Unnamed: 0,id,ad,education,ofjobs,yearsexp,honors,volunteer,military,empholes,occupspecific,...,compreq,orgreq,manuf,transcom,bankreal,trade,busservice,othservice,missind,ownership
4865,b,99,3,2,1,0,0,0,1,313,...,1.0,0.0,0.0,0.0,1.0,0.0,0.0,0.0,0.0,Private
4866,a,99b,4,4,6,0,0,0,0,285,...,0.0,0.0,0.0,0.0,0.0,0.0,0.0,0.0,1.0,
4867,a,99b,4,6,8,0,1,0,0,21,...,0.0,0.0,0.0,0.0,0.0,0.0,0.0,0.0,1.0,
4868,a,99b,4,4,2,0,1,1,0,267,...,0.0,0.0,0.0,0.0,0.0,0.0,0.0,0.0,1.0,
4869,a,99b,4,3,7,0,0,0,1,274,...,0.0,0.0,0.0,0.0,0.0,0.0,0.0,0.0,1.0,


In [47]:
#create a frame with just the relevant data
df = data[['race','call']]
#create a frame with just black sound names
dfb = df.loc[df['race'] == 'b']
#create a frame with just white sounding names
dfw = df.loc[df['race'] == 'w']
#create a frame of black names with no call backs
dfbnc=dfb.loc[df['call'] == 0]
#create a frame of black names with call backs
dfbc=dfb.loc[df['call'] == 1]
#create a frame of white names with no call backs
dfwnc=dfw.loc[df['call'] == 0]
#create a frame of white names with call backs
dfwc=dfw.loc[df['call'] == 1]
print('The number of black sounding names that did not get called back is:', len(dfbnc))
print('The number of black sounding names that did get called back is:', len(dfbc))
print('The number of white sounding names that did not get called back is:', len(dfwnc))
print('The number of white sounding names that did get called back is:', len(dfwc))

The number of black sounding names that did not get called back is: 2278
The number of black sounding names that did get called back is: 157
The number of white sounding names that did not get called back is: 2200
The number of white sounding names that did get called back is: 235


Central limit theorem can be said to apply if there are more than 10 of each group of each probability, therefore central limit theorem can be said to apply in this case.

In [48]:
#probability of being called back if your name sounds white
pw = len(dfwc)/len(dfw)
#probability of being called back if your name sounds black
pb = len(dfbc)/len(dfb)
print("Probability of being called back if your name sounds white is:", pw)
print("Probability of being called back if your name sounds black is:", pb)

Probability of being called back if your name sounds white is: 0.09650924024640657
Probability of being called back if your name sounds black is: 0.06447638603696099


The null hypothesis implies that race is not a statastically significant factor in employment screening.
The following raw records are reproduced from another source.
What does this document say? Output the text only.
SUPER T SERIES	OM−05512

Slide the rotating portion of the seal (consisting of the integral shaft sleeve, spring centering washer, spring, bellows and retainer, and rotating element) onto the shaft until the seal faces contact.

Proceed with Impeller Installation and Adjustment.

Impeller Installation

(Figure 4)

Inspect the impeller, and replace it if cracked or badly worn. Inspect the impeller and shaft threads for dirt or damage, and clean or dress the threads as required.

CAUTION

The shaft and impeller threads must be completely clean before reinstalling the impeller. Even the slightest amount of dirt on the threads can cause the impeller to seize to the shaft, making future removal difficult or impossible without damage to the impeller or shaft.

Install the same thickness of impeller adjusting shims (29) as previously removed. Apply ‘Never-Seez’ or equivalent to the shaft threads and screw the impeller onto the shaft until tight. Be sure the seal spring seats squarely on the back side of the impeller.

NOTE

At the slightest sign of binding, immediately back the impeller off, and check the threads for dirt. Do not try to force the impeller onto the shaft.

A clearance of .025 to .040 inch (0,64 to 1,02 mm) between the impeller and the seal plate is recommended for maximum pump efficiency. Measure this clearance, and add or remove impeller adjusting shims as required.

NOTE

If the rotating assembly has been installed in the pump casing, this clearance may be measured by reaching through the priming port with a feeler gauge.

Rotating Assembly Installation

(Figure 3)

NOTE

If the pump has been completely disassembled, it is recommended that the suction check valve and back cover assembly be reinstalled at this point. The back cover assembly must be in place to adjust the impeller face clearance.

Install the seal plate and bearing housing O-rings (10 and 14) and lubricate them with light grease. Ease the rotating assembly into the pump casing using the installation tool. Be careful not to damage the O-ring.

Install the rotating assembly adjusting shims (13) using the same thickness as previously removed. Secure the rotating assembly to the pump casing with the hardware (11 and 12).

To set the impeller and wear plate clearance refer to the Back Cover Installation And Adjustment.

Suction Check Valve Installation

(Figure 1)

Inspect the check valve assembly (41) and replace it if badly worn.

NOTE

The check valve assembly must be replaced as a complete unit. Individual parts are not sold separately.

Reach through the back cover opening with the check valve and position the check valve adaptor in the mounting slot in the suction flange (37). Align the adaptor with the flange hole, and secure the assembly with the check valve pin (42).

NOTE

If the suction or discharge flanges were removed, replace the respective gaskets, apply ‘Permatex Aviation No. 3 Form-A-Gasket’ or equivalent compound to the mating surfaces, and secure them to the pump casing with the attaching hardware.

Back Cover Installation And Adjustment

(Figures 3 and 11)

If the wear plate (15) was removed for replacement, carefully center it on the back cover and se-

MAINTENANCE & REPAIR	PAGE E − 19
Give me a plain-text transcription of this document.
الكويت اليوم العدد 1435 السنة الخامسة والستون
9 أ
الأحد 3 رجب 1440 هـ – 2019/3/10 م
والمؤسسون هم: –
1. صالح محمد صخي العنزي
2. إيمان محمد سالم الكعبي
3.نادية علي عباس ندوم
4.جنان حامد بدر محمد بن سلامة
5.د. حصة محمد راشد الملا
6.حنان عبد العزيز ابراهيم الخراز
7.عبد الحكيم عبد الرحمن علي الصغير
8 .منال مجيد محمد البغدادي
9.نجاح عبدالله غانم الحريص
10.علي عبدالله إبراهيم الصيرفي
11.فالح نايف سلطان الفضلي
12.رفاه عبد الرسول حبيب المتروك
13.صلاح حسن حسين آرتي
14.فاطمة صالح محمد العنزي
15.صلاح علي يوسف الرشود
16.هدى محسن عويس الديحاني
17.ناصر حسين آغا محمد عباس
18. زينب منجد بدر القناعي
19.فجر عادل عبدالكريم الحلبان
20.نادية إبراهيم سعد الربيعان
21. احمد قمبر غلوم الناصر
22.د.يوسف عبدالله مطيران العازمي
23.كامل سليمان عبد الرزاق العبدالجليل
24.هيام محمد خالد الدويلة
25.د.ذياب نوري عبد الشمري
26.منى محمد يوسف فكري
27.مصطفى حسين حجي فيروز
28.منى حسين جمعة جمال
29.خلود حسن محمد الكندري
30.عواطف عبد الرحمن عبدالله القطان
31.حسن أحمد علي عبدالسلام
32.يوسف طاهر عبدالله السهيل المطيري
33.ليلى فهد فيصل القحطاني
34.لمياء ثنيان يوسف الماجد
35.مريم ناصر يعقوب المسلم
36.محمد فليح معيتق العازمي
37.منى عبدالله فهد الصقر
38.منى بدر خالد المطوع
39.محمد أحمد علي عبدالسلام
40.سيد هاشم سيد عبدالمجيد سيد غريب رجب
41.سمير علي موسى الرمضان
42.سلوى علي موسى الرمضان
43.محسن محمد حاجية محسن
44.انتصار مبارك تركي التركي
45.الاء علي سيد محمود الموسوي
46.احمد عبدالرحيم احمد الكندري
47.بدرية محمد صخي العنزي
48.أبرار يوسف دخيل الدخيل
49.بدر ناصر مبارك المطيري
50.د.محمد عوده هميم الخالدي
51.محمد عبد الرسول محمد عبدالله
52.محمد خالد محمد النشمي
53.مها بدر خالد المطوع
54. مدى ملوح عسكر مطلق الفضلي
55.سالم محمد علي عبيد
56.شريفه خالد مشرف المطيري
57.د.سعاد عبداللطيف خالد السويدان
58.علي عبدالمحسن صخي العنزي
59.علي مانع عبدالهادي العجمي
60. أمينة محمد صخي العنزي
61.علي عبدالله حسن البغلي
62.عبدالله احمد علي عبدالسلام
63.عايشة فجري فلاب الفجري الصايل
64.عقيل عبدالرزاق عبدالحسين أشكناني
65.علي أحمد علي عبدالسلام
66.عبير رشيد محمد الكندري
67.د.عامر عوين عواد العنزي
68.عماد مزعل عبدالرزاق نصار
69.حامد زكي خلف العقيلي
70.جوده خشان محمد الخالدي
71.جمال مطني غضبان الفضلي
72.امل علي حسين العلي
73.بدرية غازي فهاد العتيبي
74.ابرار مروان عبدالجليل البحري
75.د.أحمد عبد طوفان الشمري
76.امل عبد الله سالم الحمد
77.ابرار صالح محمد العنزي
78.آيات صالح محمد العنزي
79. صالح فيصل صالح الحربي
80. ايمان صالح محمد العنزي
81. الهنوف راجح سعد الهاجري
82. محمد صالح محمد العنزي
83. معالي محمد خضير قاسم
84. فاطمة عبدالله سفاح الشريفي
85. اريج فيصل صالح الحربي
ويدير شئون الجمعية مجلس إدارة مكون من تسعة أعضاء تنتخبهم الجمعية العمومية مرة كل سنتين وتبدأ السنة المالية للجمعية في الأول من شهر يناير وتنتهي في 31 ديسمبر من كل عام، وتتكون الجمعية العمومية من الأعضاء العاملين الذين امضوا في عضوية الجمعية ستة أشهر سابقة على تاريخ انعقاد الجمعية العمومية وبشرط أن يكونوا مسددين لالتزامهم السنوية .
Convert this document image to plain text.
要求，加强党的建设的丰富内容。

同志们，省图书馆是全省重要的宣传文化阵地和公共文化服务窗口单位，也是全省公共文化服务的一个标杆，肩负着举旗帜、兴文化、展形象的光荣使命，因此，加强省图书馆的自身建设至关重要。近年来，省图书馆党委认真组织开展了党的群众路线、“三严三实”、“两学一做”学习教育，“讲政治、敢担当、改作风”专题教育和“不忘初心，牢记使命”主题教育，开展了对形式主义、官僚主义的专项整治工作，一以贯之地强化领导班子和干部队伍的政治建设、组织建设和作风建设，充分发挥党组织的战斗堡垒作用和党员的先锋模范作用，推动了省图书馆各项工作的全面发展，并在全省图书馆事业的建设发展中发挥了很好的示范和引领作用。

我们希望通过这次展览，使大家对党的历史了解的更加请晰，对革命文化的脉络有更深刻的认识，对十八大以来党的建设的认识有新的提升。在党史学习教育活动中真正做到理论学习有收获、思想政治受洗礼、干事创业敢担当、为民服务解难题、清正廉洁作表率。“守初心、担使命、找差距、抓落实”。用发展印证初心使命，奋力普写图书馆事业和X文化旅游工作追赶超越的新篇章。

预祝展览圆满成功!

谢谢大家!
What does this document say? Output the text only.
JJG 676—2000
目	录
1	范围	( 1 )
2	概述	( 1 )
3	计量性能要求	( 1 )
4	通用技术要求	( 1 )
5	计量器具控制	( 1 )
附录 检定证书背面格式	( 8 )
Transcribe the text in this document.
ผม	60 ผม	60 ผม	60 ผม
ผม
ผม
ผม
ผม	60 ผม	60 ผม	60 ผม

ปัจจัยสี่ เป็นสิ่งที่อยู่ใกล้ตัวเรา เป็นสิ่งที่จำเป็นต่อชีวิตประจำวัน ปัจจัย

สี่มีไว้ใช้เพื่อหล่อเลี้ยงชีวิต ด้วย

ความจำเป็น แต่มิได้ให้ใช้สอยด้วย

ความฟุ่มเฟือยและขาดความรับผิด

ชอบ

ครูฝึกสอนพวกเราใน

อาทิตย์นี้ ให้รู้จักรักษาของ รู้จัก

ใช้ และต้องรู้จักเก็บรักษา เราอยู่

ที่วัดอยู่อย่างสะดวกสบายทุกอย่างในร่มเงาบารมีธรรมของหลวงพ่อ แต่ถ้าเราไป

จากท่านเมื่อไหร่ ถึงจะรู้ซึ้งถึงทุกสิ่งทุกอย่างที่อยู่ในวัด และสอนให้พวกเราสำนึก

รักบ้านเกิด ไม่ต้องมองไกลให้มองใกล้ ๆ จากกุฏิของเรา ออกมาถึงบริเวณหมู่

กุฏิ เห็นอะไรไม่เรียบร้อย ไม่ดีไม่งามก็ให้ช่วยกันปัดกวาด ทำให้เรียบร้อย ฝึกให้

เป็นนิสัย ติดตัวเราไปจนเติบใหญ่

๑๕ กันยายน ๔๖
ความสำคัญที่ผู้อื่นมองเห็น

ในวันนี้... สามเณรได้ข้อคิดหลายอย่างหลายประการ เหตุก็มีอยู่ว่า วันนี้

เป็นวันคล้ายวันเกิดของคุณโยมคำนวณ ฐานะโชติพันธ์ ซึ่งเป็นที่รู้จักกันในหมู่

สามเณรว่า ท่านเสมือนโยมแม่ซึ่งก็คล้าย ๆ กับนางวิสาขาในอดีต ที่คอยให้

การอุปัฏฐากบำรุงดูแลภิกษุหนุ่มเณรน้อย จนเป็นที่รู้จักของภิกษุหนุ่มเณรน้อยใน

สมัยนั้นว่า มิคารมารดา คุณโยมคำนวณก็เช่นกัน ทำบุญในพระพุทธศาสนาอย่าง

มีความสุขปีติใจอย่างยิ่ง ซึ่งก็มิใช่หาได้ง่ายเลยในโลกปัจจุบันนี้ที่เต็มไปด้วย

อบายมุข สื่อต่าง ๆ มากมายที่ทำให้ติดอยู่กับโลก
The alternate hypothesis is that race is a significant factor.

In [49]:
import statsmodels.stats as sm

black = list(map(int, dfb['call'].tolist()))
white = list(map(int, dfw['call'].tolist()))

sm.weightstats.ztest(black,white)


(-4.114705266723095, 3.8767444246104316e-05)

We investigated whether race is statistically significant factor in employment screening. The result is that as p is much less than 1% we must reject the null hypothesis and conclude that race is a significant factor in emloyment screening and prospective employers do actively screen against black people.

Race cannot be said to be the most significant factor in employment screening in the whole United States. To find the most important factor it would be important to discern whether this was a local effect based upon local socioeconomic circumstances and to screen for all other factors such as years of experience or military experience held greater significance.